Which brings me to the equity issue at the heart of this essay. I did not choose to be the way I am. If I could change myself to someone who has more friends, who people feel drawn to, who always has someone to talk to, never has to feel lonely, I would. I've tried many times to make that happen. I've picked up skills, and I'm much better at it that I used to be, but it's always work, sometimes very hard work. And there's always a voice in me saying I shouldn't have to. I should be evaluated on the work I do, not the way I come across to people who are not my clients. The children I teach learn to be musicians and, more importantly (to me, at least), to love hearing and making music more than they did before they met me. Their parents are blown away by how confidently and enthusiastically they perform in their concerts, which leave both parents and children eager for more such experiences. By these measures, I'm a highly successful music educator.
These aren't, however, the only measures in place. In the domain of professional relationships, my silence at meetings and in the staff room are assessed as subpar. In communicating with teachers and parents, I'm considered blunt. And pre-adolescent bullies, sensing the commonalities between me and the autistic children who would be their favorite victims, but for the safeguards now in place that didn't exist in my childhood, single me out for concerted and even coordinated disruption. That puts me on the radar of administrators, targeting me for heightened scrutiny, and once again, I'm looking for work.
Before you raise the point: I will not argue that I need better tools for managing highly disruptive students. Everyone in my building needs such tools. Some are better at it than others. I'm better at it than I was when I came to this job, better than I was just a few months ago, but I've still got room to grow.

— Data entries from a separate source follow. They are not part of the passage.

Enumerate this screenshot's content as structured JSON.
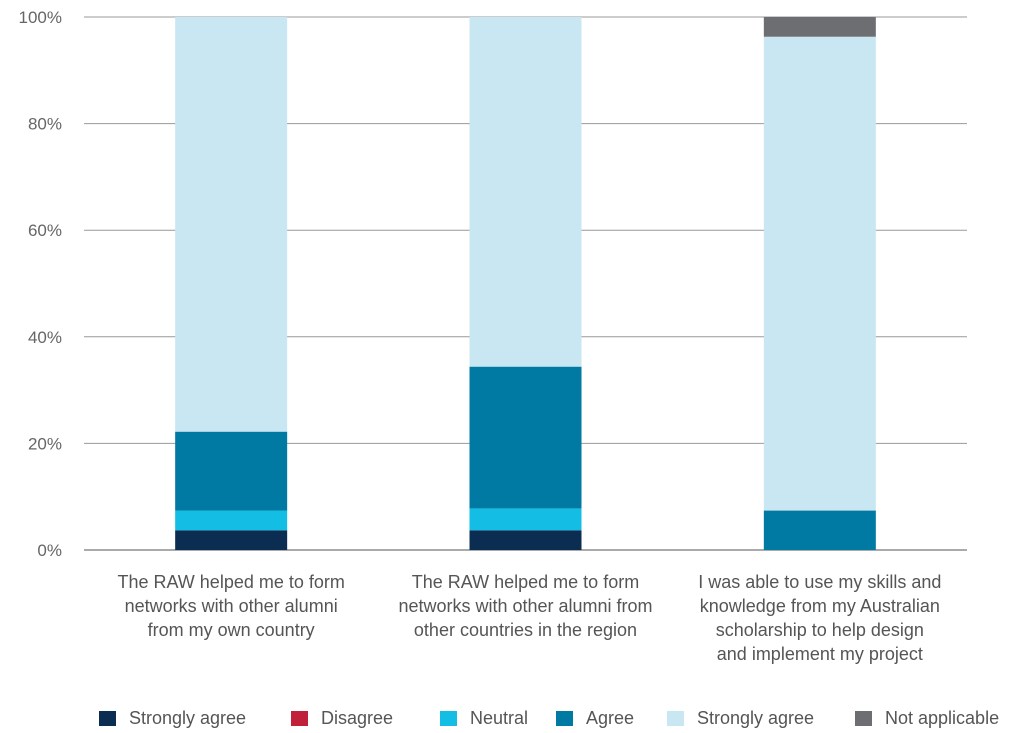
{
  "chart_data": {
    "type": "bar",
    "stacked": true,
    "categories": [
      [
        "The RAW helped me to form",
        "networks with other alumni",
        "from my own country"
      ],
      [
        "The RAW helped me to form",
        "networks with other alumni from",
        "other countries in the region"
      ],
      [
        "I was able to use my skills and",
        "knowledge from my Australian",
        "scholarship to help design",
        "and implement my project"
      ]
    ],
    "ylim": [
      0,
      100
    ],
    "yticks": [
      "0%",
      "20%",
      "40%",
      "60%",
      "80%",
      "100%"
    ],
    "grid": true,
    "legend_position": "bottom",
    "series": [
      {
        "name": "Strongly agree",
        "color": "#0b2d52",
        "values": [
          3.7,
          3.7,
          0
        ]
      },
      {
        "name": "Disagree",
        "color": "#c0203a",
        "values": [
          0,
          0,
          0
        ]
      },
      {
        "name": "Neutral",
        "color": "#13bde3",
        "values": [
          3.7,
          4.1,
          0
        ]
      },
      {
        "name": "Agree",
        "color": "#0079a3",
        "values": [
          14.8,
          26.6,
          7.4
        ]
      },
      {
        "name": "Strongly agree",
        "color": "#c8e7f2",
        "values": [
          77.8,
          65.6,
          88.9
        ]
      },
      {
        "name": "Not applicable",
        "color": "#6d6e71",
        "values": [
          0,
          0,
          3.7
        ]
      }
    ]
  }
}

What infuriates me is the ways in which a part of myself that the world views as a disability has been used throughout my life to pigeonhole me, to eliminate me from consideration for work I excel at, and to limit my access to relationships with people who, if they spent just a few minutes one-on-one with me, would find my company interesting and rewarding.
Remember: I don't choose to be this way. It's who I am, who I've always been, and no amount of charm school, toastmasters, or self help will change that. It comes with skills that many find valuable and impressive.

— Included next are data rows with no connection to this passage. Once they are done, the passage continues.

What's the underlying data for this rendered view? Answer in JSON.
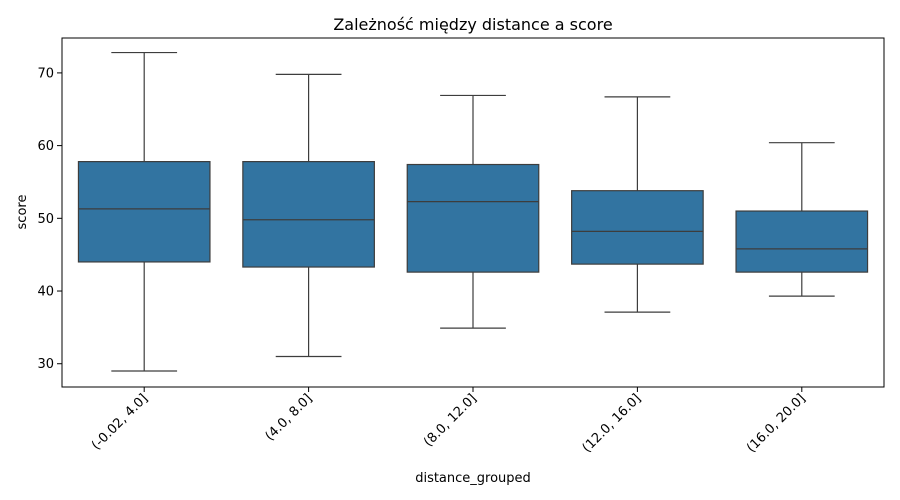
{
  "chart_data": {
    "type": "boxplot",
    "title": "Zależność między distance a score",
    "xlabel": "distance_grouped",
    "ylabel": "score",
    "ylim": [
      26.8,
      74.8
    ],
    "yticks": [
      30,
      40,
      50,
      60,
      70
    ],
    "grid": false,
    "categories": [
      "(-0.02, 4.0]",
      "(4.0, 8.0]",
      "(8.0, 12.0]",
      "(12.0, 16.0]",
      "(16.0, 20.0]"
    ],
    "boxes": [
      {
        "whisker_low": 29.0,
        "q1": 44.0,
        "median": 51.3,
        "q3": 57.8,
        "whisker_high": 72.8
      },
      {
        "whisker_low": 31.0,
        "q1": 43.3,
        "median": 49.8,
        "q3": 57.8,
        "whisker_high": 69.8
      },
      {
        "whisker_low": 34.9,
        "q1": 42.6,
        "median": 52.3,
        "q3": 57.4,
        "whisker_high": 66.9
      },
      {
        "whisker_low": 37.1,
        "q1": 43.7,
        "median": 48.2,
        "q3": 53.8,
        "whisker_high": 66.7
      },
      {
        "whisker_low": 39.3,
        "q1": 42.6,
        "median": 45.8,
        "q3": 51.0,
        "whisker_high": 60.4
      }
    ],
    "colors": {
      "box_fill": "#3274a1",
      "line": "#3d3d3d",
      "axis": "#000000"
    }
  }
}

As things were looking bleak in my current job, I looked into the possibility of getting protected status under the Americans with Disabilities Act, and found that there have been cases of people with autism forcing their employers to accommodate their differences. Getting that status, though, would take a court battle, and before I could even have that, I'd need a diagnosis. As I pointed out in my last post, my insurance company has refused to pay for the expensive evaluation that would make that possible, and even if I got it, it's too late in the game for that to save my job. I could be a test case, a poster child, and fight it out over the course of however many years it would take, but that's not how I want to spend the last few years of my career.
I have a gift. I've enhanced it with training and experience. I want to share it. I want to make the world a better place by helping children learn about and love music. I'm very good at it. In a just world, that would be all that's necessary.
I know, I know: if it were a just world, Al Gore would've been President, climate change would've been arrested years ago, the borders would be open, unicorns and rainbows and butterflies and hippies would all be drinking Coca-Cola on a hillside while they taught the world to sing in perfect harmony. This is the world we've got, and I'm going to have to spend the next few months playing the same old game of convincing strangers my stoic exterior is just a facade, that what's underneath is a gifted and compassionate artist and educator who they're fortunate to have the opportunity to hire.
It's still nice to dream, though, of that world in which people like me are valued for what we have to offer, rather than judged for who we're not.